Единственной печалью деда Джавида был горячо им любимый внук Бартоломео, остальные внуки и внучки, на которых были так щедры невестки, пока не вызывали никакого чувства сожаления, не вызывали, можно сказать, вообще почти никакого чувства, и, может, не последнюю роль в этом играло их количество: невестки были необычайно плодовиты; хотя он всех их, своих внуков и внучек, по-своему любил, но все самые глубокие и пронзительные чувства его были отданы бедному и несчастному, горячо любимому внуку Бартоломео, у которого по мере того, как он рос, все больше, все ярче проявлялись симптомы и явные признаки ужасной болезни, лечить которую пока не умели нигде в мире. Но тем больше и крепче привязывался к внуку Джавид. Он учил его говорить, учил немного писать и, пока не позабыл окончательно за неимением практики, учил итальянскому языку (не очень понимая, где и когда знание этого певучего языка, по певучести близкого к родному языку, может пригодиться внуку), тем более, что и говорить пока мальчик мог с трудом. И, может быть, сознавая бесполезность слов, будь то родные или итальянские, малыш старался больше отмалчиваться, поглядывая умными маленькими глазками на деда, порой в безысходной, безнадежной печали забрасывающего его вопросами в не по годам нетерпеливой надежде на членораздельную речь. Вопросы не требовали никаких ответов, кроме понимающих грустных глазок маленького мальчика, что и было, по сути, ответом. Стало быть, занимался малышом, учил его тому, этому, учил ходить, держа за ручки и легонько подталкивая, и малыш переставлял свои пухленькие ножки, радостно улыбаясь, еще не сознавая, какая беда с ним приключилась. Но в дальнейшем маленький Бартоломео больше всего полюбил рисовать, любил краски, яркие, пахучие масляные краски, нравилось их нюхать, лизать, пачкать нос, любил плотную бумагу, разноцветные фломастеры, что и было куплено и привезено из районного центра, из города, самое лучшее, самое дорогое.

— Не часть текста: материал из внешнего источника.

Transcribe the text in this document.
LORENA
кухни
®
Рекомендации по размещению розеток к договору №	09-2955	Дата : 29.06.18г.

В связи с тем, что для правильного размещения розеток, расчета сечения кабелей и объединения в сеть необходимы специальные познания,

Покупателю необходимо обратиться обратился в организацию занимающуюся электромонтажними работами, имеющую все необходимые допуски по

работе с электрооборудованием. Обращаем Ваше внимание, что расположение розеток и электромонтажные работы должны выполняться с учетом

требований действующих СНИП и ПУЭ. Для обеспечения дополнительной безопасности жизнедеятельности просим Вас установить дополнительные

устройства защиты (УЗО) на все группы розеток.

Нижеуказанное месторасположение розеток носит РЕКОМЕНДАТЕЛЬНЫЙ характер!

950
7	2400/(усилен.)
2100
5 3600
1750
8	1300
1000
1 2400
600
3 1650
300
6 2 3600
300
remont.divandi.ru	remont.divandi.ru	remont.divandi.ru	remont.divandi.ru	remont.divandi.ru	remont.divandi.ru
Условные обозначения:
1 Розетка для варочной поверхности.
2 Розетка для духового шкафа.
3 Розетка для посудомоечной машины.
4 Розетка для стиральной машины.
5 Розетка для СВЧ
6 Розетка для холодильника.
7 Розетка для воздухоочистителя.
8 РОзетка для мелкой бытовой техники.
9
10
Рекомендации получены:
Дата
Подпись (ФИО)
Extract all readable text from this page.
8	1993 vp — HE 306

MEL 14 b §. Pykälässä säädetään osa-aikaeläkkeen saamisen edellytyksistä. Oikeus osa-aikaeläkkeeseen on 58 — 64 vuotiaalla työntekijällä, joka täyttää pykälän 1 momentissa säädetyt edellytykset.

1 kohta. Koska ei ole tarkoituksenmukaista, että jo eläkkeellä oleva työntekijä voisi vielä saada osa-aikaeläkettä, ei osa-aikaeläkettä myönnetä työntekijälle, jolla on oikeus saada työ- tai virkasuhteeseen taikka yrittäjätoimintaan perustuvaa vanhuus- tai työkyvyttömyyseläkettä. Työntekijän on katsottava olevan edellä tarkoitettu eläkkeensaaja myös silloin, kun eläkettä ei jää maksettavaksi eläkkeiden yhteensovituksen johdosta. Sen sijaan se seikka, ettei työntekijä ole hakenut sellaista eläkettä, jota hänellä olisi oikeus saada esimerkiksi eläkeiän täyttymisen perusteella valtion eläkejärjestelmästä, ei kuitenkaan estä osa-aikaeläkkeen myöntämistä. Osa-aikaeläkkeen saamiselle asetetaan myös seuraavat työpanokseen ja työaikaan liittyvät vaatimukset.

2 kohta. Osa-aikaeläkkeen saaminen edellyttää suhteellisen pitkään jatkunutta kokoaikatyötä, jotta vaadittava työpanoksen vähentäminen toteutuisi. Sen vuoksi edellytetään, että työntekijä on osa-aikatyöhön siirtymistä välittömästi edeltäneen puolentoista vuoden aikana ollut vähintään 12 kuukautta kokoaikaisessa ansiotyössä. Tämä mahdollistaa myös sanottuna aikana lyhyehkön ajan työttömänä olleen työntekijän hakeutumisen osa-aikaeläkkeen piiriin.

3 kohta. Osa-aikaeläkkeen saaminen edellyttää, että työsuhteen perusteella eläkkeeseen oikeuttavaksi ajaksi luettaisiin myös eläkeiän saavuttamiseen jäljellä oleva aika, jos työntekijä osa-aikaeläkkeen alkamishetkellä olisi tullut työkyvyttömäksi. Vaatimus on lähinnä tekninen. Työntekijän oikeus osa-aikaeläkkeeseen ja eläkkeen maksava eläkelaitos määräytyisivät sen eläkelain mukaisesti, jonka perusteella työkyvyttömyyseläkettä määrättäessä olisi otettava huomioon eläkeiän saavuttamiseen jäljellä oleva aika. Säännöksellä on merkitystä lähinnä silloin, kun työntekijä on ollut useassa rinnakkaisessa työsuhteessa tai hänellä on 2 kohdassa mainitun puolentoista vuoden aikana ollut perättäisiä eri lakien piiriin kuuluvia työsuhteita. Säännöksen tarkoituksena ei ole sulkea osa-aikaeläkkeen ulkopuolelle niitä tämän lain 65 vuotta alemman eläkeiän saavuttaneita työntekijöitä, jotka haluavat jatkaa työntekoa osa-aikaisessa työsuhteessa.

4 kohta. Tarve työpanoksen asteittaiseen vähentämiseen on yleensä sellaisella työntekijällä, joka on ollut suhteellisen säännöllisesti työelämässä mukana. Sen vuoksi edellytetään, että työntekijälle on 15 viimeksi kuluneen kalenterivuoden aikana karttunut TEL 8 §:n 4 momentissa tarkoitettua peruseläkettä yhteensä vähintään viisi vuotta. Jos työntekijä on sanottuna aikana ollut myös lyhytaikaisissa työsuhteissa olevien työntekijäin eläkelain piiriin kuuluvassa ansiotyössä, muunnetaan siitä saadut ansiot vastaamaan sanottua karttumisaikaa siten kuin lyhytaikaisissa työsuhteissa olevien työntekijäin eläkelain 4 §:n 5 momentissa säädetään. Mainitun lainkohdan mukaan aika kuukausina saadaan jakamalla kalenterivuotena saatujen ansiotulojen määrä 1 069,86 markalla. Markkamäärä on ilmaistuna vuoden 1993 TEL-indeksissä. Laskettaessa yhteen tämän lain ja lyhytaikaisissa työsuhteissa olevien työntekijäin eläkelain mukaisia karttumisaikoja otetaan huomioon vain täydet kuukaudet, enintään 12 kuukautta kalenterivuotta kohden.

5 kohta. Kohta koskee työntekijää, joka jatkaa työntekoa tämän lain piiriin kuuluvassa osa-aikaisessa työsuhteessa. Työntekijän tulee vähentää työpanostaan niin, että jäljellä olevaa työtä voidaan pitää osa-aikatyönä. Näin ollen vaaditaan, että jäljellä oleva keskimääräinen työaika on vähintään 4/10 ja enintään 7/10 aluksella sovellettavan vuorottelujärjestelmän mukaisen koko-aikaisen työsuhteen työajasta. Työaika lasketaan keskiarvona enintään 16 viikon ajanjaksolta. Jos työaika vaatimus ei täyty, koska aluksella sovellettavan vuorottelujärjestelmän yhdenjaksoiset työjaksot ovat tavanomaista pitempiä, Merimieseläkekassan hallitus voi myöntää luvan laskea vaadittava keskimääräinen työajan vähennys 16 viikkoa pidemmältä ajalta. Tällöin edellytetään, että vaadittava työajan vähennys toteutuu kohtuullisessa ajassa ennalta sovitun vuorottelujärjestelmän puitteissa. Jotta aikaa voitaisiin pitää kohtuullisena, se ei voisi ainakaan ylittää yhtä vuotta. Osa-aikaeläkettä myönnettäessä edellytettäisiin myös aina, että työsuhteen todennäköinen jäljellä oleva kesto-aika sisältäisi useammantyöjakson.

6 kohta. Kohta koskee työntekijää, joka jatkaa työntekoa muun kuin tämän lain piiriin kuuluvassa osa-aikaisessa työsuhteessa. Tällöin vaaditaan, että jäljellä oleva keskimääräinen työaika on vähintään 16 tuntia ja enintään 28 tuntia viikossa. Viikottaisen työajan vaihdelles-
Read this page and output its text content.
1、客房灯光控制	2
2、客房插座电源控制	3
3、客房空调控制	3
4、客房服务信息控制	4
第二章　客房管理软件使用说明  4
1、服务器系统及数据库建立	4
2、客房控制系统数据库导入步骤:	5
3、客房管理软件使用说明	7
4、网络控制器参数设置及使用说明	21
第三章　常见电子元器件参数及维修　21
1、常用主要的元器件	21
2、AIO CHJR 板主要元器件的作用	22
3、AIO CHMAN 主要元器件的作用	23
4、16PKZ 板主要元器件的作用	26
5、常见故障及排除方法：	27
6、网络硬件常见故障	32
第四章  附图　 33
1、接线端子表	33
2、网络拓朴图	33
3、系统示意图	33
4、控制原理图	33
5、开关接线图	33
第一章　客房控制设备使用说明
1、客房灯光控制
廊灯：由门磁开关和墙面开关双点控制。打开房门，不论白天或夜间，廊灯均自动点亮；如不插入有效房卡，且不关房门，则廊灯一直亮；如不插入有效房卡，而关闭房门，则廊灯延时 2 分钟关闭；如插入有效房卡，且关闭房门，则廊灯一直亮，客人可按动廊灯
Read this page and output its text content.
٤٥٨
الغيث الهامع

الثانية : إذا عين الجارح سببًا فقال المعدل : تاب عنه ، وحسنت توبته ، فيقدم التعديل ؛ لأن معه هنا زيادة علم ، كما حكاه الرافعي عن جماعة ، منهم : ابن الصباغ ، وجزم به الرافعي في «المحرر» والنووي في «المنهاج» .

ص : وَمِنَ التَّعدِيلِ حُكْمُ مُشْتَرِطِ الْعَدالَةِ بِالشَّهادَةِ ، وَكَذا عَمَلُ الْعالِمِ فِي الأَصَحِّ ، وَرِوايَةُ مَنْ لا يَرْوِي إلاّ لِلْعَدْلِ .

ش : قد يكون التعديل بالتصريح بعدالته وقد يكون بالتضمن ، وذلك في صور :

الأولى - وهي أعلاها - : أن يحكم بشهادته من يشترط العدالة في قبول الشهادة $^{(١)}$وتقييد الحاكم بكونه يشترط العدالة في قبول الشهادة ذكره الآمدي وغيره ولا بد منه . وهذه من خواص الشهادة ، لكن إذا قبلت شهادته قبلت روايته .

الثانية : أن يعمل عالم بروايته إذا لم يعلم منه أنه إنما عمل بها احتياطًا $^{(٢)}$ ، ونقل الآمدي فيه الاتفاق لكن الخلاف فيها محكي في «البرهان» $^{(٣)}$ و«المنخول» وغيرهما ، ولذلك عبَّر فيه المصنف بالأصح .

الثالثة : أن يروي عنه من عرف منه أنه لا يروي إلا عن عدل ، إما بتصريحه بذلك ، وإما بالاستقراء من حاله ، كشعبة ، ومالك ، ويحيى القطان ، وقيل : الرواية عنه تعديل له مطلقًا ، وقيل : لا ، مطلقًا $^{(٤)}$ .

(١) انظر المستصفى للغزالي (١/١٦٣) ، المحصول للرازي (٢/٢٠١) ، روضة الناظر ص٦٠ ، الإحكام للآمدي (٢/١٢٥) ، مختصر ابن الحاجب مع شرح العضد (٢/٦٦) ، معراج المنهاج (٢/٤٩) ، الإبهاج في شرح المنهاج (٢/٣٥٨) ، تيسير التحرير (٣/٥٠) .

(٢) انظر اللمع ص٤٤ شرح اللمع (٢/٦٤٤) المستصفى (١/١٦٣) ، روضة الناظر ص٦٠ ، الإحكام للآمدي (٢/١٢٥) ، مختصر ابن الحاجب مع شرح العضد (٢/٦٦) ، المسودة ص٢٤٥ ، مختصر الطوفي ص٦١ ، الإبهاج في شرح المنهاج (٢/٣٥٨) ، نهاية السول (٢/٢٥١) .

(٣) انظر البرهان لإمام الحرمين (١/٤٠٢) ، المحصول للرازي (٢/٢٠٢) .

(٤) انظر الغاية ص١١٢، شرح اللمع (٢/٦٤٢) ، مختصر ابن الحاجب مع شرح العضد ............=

– Все оттого, что ты поздно женился, сукин сын! – порой в бессильной ярости, не зная, к чему придраться, с сердцем, сжимавшимся от любви и горя по несчастному внуку, бросал в лицо младшему сыну, Сеймуру, Джавид, заранее понимая всю нелепость такого обвинения. – Я в твоем возрасте уже пятерых настрогал, – он ненадолго уходил мыслями в прошлое и, вернувшись, делал поправку, – нет, что это я говорю, только двоих… остальные потом появились… Тебя настрогал последним, мне уже крепко за сорок было, а покойница тогда уже устала вас рожать, механизм у неё испортился, все жаловалась…
– Ладно, отец, – прерывал его Сеймур. – Хватит. Что ты такое говоришь?
– Отдавай, сукин сын, ключи от ≪Джипа≫, я буду учить Бо водить машину! – заходился от злости старик.
– Какой ещё ≪Бо≫? – не понимал сын.
– Если б ты, поганец…
– Ну, ладно, перестань, в конце концов, что я тебе…
– Если б ты, поганец, – невозмутимо повторял Джавид, – слушал меня внимательно, то знал бы, что Бо – это мой внук, а твой сын, так просил меня для краткости называть себя мой друг Бартоломео, мой единственный настоящий друг… И хотя мы тогда оба были сосунками, но за всю жизнь я уже больше никогда не приобрел такого, как он, друга… Он спас мне жизнь, и я однажды спас ему жизнь, мы были кровно повязаны, и никого больше на свете нет и не было, чтобы у нас с ним была такая крепкая мужская дружба… Разве это мужчины, что теперь, дешевка, каждый норовит обмануть, подставить, нажиться на тебе и удрать… Тьфу!
Сеймур поворачивался и просто уходил от не раз слышанного разговора, а старик еще долго говорил, что-то доказывая подоконнику, стулу, шкафу с распахнутой внутренностью и висевшему в нем пальто.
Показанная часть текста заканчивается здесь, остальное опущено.